Рожденная под темной звездой - Марина Анатольевна Кистяева
- Елизавета, - голос Юлиана понизился, не предвещая ничего хорошего собеседнице. Он и сам не ожидал, что так быстро потеряет самообладание. Это было плохо. - Не играй со мной.
- Почему? Ты раньше любил поиграть. И, кстати... Ты же говорил, что начхать хотел на свою человечку. По крайней мере, я так поняла. А она... - тут её улыбка стала змеиной, мстительной. - А она затряслась от боли. От разочарования. Конечно, глупышка же подсела на тебя. Нафантазировала черт знает что. Решила, что ты герой. Настоящий, из тех бульварных книг, которыми зачитываются дуры, мечтающие о настоящей и вечной любви. Знаешь, как забавно читать её мысли?
Каждое слово Сатинской, произнесенное с враждебным сарказмом, капало на душу Юлиана смертельным ядом. Разъедало её, оставляя незаживающие раны. С одной стороны, ему надо радоваться, что Лиза испытывает к нему чувства - любовью он их назвать опасался, не был уверен, что всё правильно понимает. Но с другой - его самого выворачивало наизнанку от осознания того, что его слова причиняют ей боль. Душевная боль самая сильная. А у его Лизы сейчас одна душа и осталась.
...Малышка, я искуплю свою вину. Словами. Губами. Чем захочешь... Потерпи... Ты умница. Моя умница...
- Наверное. Люди вообще забавные, - ответил Юлиан, титаническими усилиями сдерживаясь от, казалось, непреодолимого желания снова сомкнуть пальцы на тонкой шее стоящей перед ним дьяволицы.
- Фи. Юлиан, ты снова пытаешься меня убедить, что она тебе безразлична? Ай-я-яй. Второй раз я тебе уже не поверю. Тебе не надо было оставлять меня одну. Давать возможность "посмотреть" ваши отношения. Ты не представляешь, как я хохотала, проигрывая вашу первую близость. Ты её трахал языком, вылизывал, а она сравнивала тебя со своим бывшим любовником. Артур. Тебе знакомо это имя?
Всё же шаткая платина спокойствия рухнула. Взорвалась и разлетелась на тысячи кусков.
Юлиан никогда не умел делиться. Если женщина спала с ним, то значит только с ним! А если уж он к ней что-то испытывал, даже легкую симпатию...

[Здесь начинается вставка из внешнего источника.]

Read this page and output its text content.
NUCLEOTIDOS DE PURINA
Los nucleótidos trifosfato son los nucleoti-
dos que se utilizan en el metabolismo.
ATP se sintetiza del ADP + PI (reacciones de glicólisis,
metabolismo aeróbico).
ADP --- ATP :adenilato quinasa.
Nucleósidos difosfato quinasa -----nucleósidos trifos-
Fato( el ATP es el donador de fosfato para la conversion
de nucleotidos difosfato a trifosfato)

Зарычав, он схватил Сатинскую за плечи и тряхнул. Красивая головка с пепельными волосами мотнулась, как у тряпичной куклы.
- Лучше молчи! - от его тихой угрозы задребезжали стекла. На лице вздулись вены, кадык дернулся, верхняя губа приподнялась. Весь вид его говорил - он на грани, не стоит его злить дальше. Не стоит будить в нем зверя...
Но не тут-то было. Сейчас Елизавету было уже не так легко напугать.
- О! Ты разозлился? Как мило, Юлиан, - пропела елейным голоском она, морщась от боли. Чертово тело! Но ничего, если будет всё хорошо, очень скоро она от него избавится! Непременно. - А я ведь только начала! Ты не представляешь, сколько всего интересного я могу тебе рассказать.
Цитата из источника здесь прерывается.